Когда я поднимала Евгению с кровати, чтобы посадить ее в кресло, то, неожиданно отметила, что ее тело оказалось легким, воздушным, словно пушинка. Ее глаза глубоко запали, а губы были еще бледнее, чем несколько дней тому назад. Но в ней было столько энтузиазма, что недостаток силы не был препятствием для нее, а отсутствие энергии она возмещала восторгом.
Я медленно катила ее по дороге, притворяясь, что нас интересуют розы Чероки и фиалки. Дикая яблоня стояла, окутанная темно-голубым облаком распустившихся бутонов. В полях, окружающих нас, заросли цветущей дикой жимолости выглядели как бело-розовый ковер. Голубые сойки и птицы пересмешники, казалось, так же, как и мы, взволнованы нашим рискованным мероприятием. Они перелетали с ветки на ветку, следуя за нами всю дорогу. Вдали на небосклоне строй из маленьких пуховых облаков плыл белым караваном от одного края неба к другому. Воздух был такой теплый, а небо такое синее. Мы не могли и мечтать о лучшем весеннем дне для прогулки. Уж если сама природа поднимала нам настроение, то этот день уже нельзя ничем испортить, думала я. Казалось, Евгения думает так же, обращая внимание на каждый звук или предмет, когда я катила ее вперед по дороге.

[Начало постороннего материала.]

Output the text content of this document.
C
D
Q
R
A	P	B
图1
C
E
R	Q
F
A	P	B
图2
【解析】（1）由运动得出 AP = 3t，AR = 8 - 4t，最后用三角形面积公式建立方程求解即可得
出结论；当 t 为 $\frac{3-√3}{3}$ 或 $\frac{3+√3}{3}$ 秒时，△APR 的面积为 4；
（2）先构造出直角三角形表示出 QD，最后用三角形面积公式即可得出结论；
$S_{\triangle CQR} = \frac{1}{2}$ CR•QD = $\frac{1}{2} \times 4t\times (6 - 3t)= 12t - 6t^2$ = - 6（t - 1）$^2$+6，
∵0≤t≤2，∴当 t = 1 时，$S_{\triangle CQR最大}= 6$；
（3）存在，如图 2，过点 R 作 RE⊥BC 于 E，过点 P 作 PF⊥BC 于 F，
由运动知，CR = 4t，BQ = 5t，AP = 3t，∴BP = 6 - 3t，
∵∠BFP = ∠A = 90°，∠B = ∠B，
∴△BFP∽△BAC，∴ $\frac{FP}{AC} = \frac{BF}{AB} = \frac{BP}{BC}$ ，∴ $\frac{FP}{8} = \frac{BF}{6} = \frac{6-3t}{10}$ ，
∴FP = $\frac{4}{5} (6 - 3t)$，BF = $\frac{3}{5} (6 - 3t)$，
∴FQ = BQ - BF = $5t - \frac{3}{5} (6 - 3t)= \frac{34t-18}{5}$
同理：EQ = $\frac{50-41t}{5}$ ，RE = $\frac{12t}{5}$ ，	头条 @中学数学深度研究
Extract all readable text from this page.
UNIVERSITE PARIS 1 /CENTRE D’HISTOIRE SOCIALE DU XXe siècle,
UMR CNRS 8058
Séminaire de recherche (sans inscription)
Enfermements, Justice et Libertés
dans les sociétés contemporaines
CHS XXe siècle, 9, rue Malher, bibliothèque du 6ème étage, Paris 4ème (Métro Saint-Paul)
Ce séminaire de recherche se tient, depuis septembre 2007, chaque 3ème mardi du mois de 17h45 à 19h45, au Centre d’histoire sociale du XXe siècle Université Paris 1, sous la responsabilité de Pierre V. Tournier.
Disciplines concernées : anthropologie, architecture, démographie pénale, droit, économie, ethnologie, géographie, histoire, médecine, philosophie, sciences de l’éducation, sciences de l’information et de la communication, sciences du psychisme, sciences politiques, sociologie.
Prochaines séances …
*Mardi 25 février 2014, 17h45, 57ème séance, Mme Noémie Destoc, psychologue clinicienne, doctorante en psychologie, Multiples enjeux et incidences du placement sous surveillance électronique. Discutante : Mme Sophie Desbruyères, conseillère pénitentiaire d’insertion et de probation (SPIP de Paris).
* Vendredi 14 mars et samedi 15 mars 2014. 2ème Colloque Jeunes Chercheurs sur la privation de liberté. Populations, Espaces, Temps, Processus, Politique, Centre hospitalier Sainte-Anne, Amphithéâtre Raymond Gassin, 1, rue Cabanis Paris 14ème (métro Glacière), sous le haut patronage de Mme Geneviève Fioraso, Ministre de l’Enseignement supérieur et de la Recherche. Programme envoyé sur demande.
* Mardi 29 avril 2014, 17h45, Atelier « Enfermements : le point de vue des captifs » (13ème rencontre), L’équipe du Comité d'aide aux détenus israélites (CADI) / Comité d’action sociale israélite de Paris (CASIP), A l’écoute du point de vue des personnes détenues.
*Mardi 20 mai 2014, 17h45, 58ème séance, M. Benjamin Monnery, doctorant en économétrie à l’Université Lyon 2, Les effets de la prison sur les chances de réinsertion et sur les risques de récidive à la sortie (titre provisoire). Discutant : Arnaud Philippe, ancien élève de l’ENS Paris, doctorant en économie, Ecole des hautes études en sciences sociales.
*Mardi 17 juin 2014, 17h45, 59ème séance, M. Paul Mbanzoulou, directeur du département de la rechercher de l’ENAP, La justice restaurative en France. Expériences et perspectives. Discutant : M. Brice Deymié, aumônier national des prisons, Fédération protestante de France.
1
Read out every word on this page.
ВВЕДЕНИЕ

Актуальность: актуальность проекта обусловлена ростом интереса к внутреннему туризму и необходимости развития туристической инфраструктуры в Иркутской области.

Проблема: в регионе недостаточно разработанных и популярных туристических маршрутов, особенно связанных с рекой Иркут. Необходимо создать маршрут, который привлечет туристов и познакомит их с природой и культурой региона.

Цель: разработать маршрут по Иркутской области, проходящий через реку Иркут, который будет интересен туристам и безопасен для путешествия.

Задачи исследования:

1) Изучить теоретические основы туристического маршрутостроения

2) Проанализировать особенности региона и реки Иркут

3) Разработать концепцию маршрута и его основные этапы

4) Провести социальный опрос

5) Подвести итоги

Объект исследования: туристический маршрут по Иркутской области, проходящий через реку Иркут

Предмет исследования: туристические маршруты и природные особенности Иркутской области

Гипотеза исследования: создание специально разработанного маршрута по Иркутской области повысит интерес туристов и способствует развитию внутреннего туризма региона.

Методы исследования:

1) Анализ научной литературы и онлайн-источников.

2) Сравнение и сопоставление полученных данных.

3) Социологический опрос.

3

Я решила, что она слишком тепло одета, но она плотно укутывалась в свой платок одной рукой, а другой придерживала одеяло, покрывающее ее колени. Когда мы повернули в конце дороги, я остановилась, мы обе оглянулись и улыбнулись друг другу как заговорщицы. Свернув с дороги, я снова покатила ее. Евгения была здесь впервые. Я толкала коляску вперед изо всех сил. Через некоторое время Нильс Томпсон вышел из-за деревьев и поздоровался.
Мое сердце бешено забилось. Я снова оглянулась, чтобы убедиться в том, что никто не видит нашей встречи.
– Привет, – сказал Нильс, – как поживаешь, Евгения?
– Все в порядке, – ответила она, переводя взгляд с Нильса на меня.
– Значит, ты хочешь увидеть мой волшебный пруд, да? – спросил Нильс. Евгения кивнула.
– Давай пойдем побыстрее, Нильс, – сказала я.
– Позволь мне везти ее, – предложил он.
– Только осторожно, – предупредила я, и мы тронулись в путь.
Вскоре мы очутились на тропинке. Тропинка была узковата для коляски, Нильс проталкивал колеса через кусты и по корням, один раз мы остановились, чтобы приподнять перед коляски. Я видела, что Евгения наслаждается каждым мгновением нашей тайной прогулки. В конце концов мы добрались до пруда.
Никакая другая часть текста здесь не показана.